Friday, May 04, 2007


They were exciting times. We were all there. All on a mission. It was a brand new group home set up to welcome people home during one of the first waves of deinstitutionalization. Every single staff had personal reasons to be there, to be part of the movement to bring people home. They must have interviewed well because every single one of us had personal passion and a zealousness about the job that was staggering. Not only that we were as diverse as a group of white people could be ... we came from different backgrounds and differing beliefs and divergent life situations. It all added to the mix.

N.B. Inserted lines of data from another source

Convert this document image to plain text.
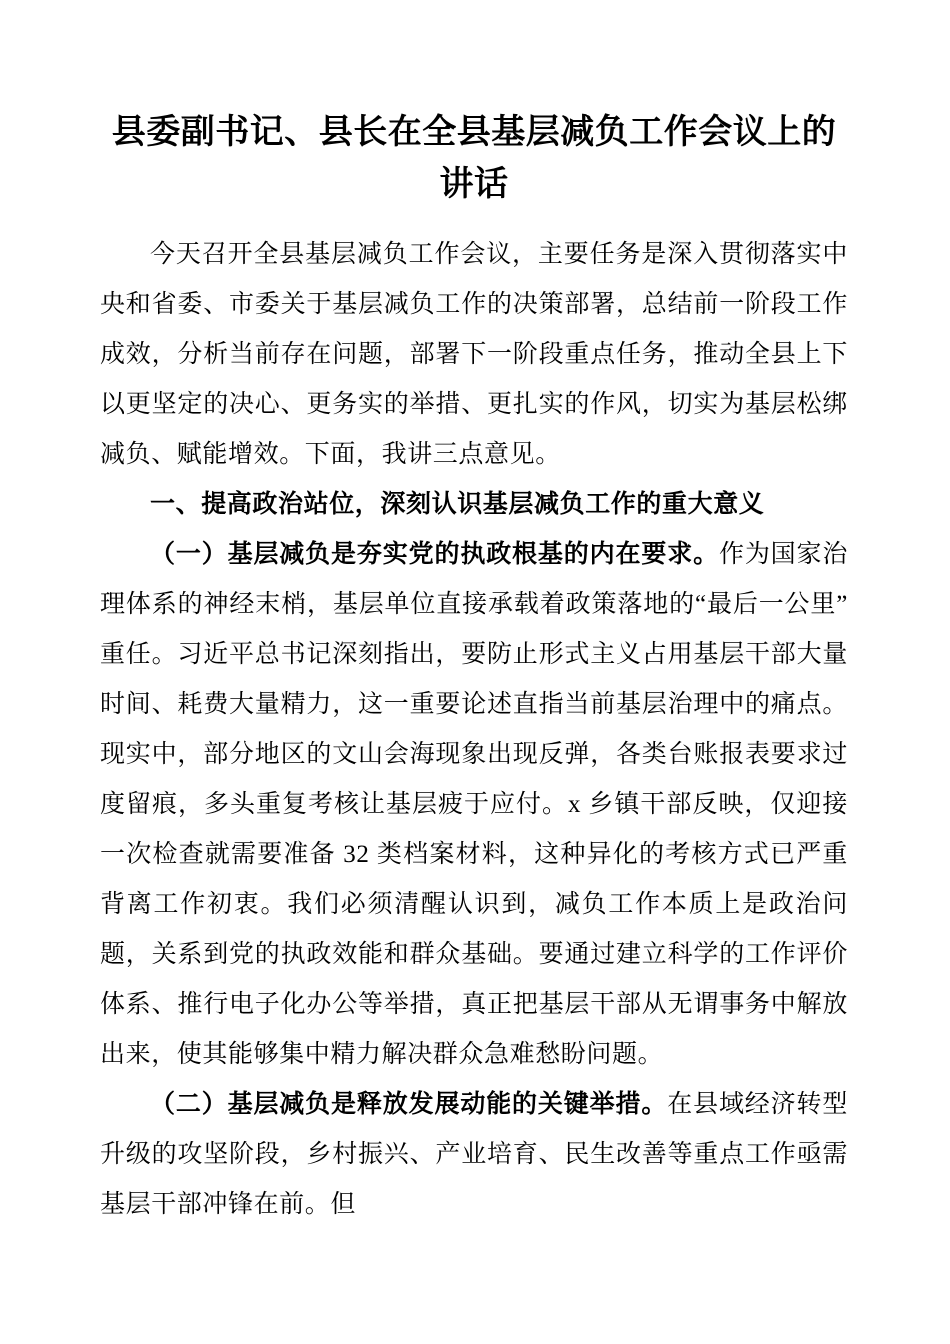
县委副书记、县长在全县基层减负工作会议上的
讲话

今天召开全县基层减负工作会议，主要任务是深入贯彻落实中央和省委、市委关于基层减负工作的决策部署，总结前一阶段工作成效，分析当前存在问题，部署下一阶段重点任务，推动全县上下以更坚定的决心、更务实的举措、更扎实的作风，切实为基层松绑减负、赋能增效。下面，我讲三点意见。

一、提高政治站位，深刻认识基层减负工作的重大意义

（一）基层减负是夯实党的执政根基的内在要求。作为国家治理体系的神经末梢，基层单位直接承载着政策落地的“最后一公里”重任。习近平总书记深刻指出，要防止形式主义占用基层干部大量时间、耗费大量精力，这一重要论述直指当前基层治理中的痛点。现实中，部分地区的文山会海现象出现反弹，各类台账报表要求过度留痕，多头重复考核让基层疲于应付。x 乡镇干部反映，仅迎接一次检查就需要准备 32 类档案材料，这种异化的考核方式已严重背离工作初衷。我们必须清醒认识到，减负工作本质上是政治问题，关系到党的执政效能和群众基础。要通过建立科学的工作评价体系、推行电子化办公等举措，真正把基层干部从无谓事务中解放出来，使其能够集中精力解决群众急难愁盼问题。

（二）基层减负是释放发展动能的关键举措。在县域经济转型升级的攻坚阶段，乡村振兴、产业培育、民生改善等重点工作亟需基层干部冲锋在前。但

And did we fight. And argue. And debate. We tossed philosophical concepts around with abandon. Staff meetings were full of opinion and dissent. People with disabilities, those who lived there were oddly the subject of the debates but never actually a part of one of them. We talked about Normalization and about Integration and about Freedom.

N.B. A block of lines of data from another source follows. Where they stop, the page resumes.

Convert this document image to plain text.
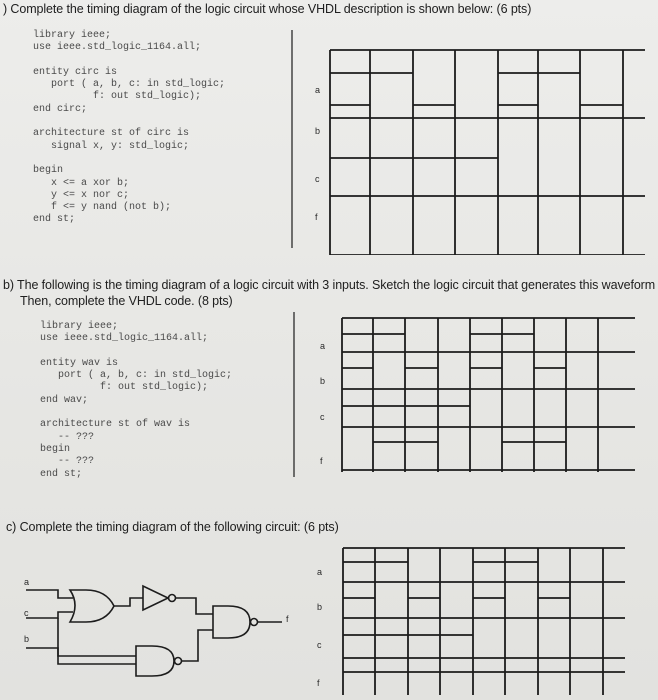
) Complete the timing diagram of the logic circuit whose VHDL description is shown below: (6 pts)
library ieee;
use ieee.std_logic_1164.all;

entity circ is
port ( a, b, c: in std_logic;
f: out std_logic);
end circ;

architecture st of circ is
signal x, y: std_logic;

begin
x <= a xor b;
y <= x nor c;
f <= y nand (not b);
end st;

a
b
c
f
b) The following is the timing diagram of a logic circuit with 3 inputs. Sketch the logic circuit that generates this waveform
Then, complete the VHDL code. (8 pts)
library ieee;
use ieee.std_logic_1164.all;

entity wav is
port ( a, b, c: in std_logic;
f: out std_logic);
end wav;

architecture st of wav is
-- ???
begin
-- ???
end st;

a
b
c
f
c) Complete the timing diagram of the following circuit: (6 pts)
a
c
b
f
a
b
c
f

Long before Survivor ever aired we had camps and allies ... skirmishes and victories. There were those that were in and those that were out, and sometimes on various issues the alliances changed and the boundaries between groups became porous. It was fun, and healthy ... every opinion was aired, every point of view taken into consideration. We were growing as a group and as individual staff.

Then we were called in by the supervisor to a manditory - all in - meeting. We were informed that the subject of sexuality, which had been hotly debated, was closed. The answer was 'no' there would be no sexual expression allowed in the house. For weeks we had been talking about the residents right to have 'guests' in their room for 'private time' ... this was 20 years ago, we were ahead of our time we thought. Then it all collapsed, the discussion was cut short. Even those on the 'no' side were upset that management had just decided. All except one staff who, normally boisterous, was quiet.

We figured it out in the meeting and confronted her.

She was resolute. She admitted that she had been upset by the discussion and had gone to the supervisor and said that for her this was a 'workplace' issue and her rights as an 'employee' were on the line. She would be uncomfortable with the residents having sex and she felt that she would be working in a hostile environment if we adopted a liberal policy.

I was gobsmacked.

I still am, years later.

What happened to the idea of boundaries. I am me and you are you. It seems simple. What you do does not affect who I am. What I do does not affect who you are. I have a strong sense of self, I can be with people who have differing opinions and differing ideals even differing behaviours and not feel like my soul is under threat.

This should be especially true in the field of human service. To any population. I am here to create living situations where people can be who they are, who they were created to be ... I am not here to justify my values by imposing them on others.

There has to be a space between ourselves and those who we serve. A space to breathe and to differentiate.

There has to be a space between our values and our voices. Where we learn to harness ourselves for the good of others.

There has to be a space between our control and our grasp. Where we learn to subvert our inclincation to power.

I have to learn to restrain who I am, and the power that I have ... it should be a fundamental question in interviews ... how do you hold you back so that they can be freely they.

In between me and you ... there must be respect.

And, on my part, silence.

1 comment:

Eric said...

Thanks Dave for your insightful posts. I have been an admirer of your work since I saw you speak many years ago at a conference on the Oregon coast - late 80s/early 90s. I ordered your books, I Contact and I to I and have referred to them for inspiration repeatedly whenever I needed a boost.
Unfortunately, the sitation you describe in this post has happened all too often, and I know I have too been the silent one.